Cet ouvrage, publié aux États-Unis en 2005 et disponible en français depuis 2019 grâce aux Belles Lettres et à une traduction de John E. Jackson, constitue une excellente synthèse de cette période appelée guerre froide qui a caractérisé les relations internationales de 1947 à 1991. Elle vit les deux superpuissances vainqueurs de la Seconde Guerre mondiale, les États-Unis et l'Union soviétique, s'opposer sur les plans idéologique, politique, militaire, économique et culturel sans toutefois jamais basculer vers l'affrontement direct et la confrontation atomique. Il n'en reste pas moins que de nombreux conflits périphériques sanglants, opposant indirectement Américains et Soviétiques via leurs alliés respectifs, ont vu le jour tout au long de la période. La seule exception, que rappelle fort justement l'auteur, a eu lieu pendant la guerre de Corée (1950-1953) lors de laquelle des pilotes de chasse américains ont été ponctuellement mais directement confrontés à leurs homologues soviétiques. Ce fut la seule et unique fois et le fait a volontairement été caché par les deux Grands. Atypique dans sa configuration, la guerre froide, opposition d'un genre nouveau fondée sur l'incompatibilité de deux modèles, engendra pendant presque un demi-siècle un équilibre précaire que Raymond Aron qualifia, dès 1948, d'une formule lumineuse « paix impossible, guerre improbable ».

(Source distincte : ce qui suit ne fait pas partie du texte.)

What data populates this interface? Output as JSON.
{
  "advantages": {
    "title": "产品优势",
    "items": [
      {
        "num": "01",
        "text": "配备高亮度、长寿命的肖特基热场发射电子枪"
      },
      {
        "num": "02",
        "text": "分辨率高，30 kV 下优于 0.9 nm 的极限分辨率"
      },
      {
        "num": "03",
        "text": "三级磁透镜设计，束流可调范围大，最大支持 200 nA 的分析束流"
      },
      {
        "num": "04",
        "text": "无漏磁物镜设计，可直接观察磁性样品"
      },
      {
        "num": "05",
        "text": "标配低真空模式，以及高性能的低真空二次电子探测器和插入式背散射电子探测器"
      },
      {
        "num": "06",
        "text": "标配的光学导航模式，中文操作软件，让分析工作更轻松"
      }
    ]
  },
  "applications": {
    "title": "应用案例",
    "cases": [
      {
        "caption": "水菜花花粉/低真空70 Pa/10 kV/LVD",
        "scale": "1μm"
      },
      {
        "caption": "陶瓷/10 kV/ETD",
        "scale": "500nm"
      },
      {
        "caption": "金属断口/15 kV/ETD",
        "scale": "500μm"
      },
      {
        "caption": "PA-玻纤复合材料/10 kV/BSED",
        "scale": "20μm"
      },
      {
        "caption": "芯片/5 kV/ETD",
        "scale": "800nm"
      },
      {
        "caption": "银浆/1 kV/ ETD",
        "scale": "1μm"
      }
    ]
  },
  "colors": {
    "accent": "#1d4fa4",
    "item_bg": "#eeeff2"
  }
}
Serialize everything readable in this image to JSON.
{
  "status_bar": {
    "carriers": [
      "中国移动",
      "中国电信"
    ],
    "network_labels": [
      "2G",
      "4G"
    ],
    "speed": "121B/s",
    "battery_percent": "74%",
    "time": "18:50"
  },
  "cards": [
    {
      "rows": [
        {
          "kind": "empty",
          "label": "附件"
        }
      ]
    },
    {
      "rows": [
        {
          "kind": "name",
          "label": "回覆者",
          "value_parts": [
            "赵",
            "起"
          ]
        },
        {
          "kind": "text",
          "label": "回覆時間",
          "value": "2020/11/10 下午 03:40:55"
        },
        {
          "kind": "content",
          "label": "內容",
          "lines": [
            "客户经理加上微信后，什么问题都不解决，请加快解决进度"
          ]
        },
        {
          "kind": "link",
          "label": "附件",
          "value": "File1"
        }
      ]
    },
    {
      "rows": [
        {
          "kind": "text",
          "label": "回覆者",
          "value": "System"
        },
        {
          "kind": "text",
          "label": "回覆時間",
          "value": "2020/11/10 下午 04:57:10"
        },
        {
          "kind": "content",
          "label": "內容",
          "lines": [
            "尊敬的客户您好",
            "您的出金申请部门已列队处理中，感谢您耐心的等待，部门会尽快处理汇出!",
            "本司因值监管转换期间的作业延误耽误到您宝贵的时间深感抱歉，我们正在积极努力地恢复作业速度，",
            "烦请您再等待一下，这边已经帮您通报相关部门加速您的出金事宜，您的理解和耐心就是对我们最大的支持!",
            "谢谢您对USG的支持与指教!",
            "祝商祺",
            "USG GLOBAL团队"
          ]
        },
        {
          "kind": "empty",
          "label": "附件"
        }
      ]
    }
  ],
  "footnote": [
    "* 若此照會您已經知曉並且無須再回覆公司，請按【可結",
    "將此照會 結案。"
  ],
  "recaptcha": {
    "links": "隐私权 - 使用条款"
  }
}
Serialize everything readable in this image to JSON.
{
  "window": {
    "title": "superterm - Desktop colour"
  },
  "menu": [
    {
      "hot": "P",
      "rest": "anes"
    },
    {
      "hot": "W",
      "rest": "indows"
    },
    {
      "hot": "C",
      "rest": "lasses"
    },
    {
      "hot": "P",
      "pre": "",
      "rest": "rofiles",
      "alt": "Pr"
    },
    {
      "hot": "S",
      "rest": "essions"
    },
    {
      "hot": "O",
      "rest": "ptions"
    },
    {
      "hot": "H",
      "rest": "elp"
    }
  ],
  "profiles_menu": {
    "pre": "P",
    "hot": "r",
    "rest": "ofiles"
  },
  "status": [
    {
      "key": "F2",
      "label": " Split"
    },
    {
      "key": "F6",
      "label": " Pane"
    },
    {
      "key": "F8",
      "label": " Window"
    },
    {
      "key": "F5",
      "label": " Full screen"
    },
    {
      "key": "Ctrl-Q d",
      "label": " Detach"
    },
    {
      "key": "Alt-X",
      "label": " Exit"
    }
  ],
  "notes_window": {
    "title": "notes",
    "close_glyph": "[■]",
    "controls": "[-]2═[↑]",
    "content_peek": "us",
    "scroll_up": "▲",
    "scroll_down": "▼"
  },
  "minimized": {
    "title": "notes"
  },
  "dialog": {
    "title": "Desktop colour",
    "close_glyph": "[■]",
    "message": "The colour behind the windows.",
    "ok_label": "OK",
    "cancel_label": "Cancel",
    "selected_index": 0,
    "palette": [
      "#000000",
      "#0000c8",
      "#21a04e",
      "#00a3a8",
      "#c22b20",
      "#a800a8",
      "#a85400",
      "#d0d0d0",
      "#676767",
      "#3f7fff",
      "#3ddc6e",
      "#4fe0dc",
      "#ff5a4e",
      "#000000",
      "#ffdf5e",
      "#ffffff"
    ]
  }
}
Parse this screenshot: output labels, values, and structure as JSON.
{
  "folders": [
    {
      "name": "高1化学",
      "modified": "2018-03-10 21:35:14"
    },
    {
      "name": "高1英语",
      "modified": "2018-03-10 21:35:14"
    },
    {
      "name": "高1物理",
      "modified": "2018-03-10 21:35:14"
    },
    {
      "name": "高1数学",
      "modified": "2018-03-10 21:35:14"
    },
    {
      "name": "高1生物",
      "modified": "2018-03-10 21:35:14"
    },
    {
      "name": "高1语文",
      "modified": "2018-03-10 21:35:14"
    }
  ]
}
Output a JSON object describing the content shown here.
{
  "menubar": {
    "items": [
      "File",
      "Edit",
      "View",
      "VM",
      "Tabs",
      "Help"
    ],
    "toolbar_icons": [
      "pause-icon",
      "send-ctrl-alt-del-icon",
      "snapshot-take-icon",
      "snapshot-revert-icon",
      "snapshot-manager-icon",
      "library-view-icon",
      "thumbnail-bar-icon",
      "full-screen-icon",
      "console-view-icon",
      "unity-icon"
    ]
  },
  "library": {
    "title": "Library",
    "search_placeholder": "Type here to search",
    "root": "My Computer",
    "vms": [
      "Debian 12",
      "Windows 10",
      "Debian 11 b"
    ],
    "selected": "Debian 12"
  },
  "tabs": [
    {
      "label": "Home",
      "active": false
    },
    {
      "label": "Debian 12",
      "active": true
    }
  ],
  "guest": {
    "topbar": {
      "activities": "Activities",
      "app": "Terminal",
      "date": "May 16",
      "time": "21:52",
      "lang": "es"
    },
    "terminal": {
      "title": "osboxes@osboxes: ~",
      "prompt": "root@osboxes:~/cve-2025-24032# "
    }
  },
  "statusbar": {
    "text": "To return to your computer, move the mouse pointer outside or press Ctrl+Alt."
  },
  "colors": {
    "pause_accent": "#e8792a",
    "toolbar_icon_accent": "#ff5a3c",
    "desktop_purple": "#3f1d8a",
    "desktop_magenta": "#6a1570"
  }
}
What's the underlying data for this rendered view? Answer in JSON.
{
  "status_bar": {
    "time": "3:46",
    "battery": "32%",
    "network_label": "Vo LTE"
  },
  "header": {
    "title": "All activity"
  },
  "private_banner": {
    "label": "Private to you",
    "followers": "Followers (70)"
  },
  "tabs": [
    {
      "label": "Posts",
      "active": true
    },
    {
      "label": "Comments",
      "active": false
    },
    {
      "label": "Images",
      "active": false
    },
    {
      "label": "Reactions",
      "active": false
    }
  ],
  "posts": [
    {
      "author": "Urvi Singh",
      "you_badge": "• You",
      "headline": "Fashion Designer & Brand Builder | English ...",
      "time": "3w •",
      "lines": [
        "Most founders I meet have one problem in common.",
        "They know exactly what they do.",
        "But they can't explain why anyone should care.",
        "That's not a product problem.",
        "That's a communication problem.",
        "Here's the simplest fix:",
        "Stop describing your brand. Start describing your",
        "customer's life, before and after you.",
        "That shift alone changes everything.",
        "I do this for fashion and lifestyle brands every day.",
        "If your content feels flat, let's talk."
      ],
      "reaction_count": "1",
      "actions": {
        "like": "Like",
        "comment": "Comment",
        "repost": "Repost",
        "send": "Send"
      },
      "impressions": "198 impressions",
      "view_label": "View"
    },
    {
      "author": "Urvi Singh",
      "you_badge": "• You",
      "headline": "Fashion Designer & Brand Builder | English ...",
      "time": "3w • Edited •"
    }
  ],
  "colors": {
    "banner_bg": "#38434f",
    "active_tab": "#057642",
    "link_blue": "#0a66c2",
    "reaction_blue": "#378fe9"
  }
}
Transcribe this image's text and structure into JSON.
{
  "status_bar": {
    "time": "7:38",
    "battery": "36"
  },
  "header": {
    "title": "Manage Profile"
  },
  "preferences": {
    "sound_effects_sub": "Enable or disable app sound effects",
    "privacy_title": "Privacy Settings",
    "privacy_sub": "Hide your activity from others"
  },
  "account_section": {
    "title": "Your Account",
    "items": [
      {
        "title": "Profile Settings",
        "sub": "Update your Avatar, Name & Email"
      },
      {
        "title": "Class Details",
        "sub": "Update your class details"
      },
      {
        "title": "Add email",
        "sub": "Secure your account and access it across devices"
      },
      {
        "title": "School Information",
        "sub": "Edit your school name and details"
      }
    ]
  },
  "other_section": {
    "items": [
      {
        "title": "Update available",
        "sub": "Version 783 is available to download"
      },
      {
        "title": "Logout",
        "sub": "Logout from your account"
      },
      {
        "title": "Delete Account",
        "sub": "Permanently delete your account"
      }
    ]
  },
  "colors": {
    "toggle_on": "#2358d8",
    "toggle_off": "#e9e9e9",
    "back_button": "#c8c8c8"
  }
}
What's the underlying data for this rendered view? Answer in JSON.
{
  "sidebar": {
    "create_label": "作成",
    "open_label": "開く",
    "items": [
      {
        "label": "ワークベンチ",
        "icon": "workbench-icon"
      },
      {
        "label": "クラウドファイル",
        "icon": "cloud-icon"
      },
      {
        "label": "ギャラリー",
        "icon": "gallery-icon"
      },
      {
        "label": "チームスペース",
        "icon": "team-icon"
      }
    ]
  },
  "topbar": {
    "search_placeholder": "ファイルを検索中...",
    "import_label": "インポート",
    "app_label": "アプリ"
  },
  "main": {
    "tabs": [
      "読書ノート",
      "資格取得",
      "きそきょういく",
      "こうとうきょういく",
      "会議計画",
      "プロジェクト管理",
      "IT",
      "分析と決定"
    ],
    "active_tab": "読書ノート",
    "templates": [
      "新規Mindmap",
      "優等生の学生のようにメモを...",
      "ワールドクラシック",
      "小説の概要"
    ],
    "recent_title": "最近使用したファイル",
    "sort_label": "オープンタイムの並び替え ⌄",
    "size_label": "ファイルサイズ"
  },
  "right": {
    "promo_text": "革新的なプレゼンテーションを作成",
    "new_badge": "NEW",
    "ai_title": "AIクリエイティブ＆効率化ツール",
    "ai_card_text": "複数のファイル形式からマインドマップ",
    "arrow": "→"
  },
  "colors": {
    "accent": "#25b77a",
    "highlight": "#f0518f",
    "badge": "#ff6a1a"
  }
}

L'ouvrage de John Lewis Gaddis, professeur d'histoire militaire et navale à l'Université de Yale, est intéressant à plusieurs titres :
> il permet tout d'abord au lecteur d'intérioriser les fondamentaux de la guerre froide, d'en assimiler les « règles » et de (re)découvrir sa chronologie faite de crises paroxystiques et d'épisodes de détente. C'était une époque où les mots d'internet, de mondialisation, de transparence, d'immédiateté n'avaient pas lieu d'être et où les opinions publiques apprenaient par la presse l'histoire au jour le jour.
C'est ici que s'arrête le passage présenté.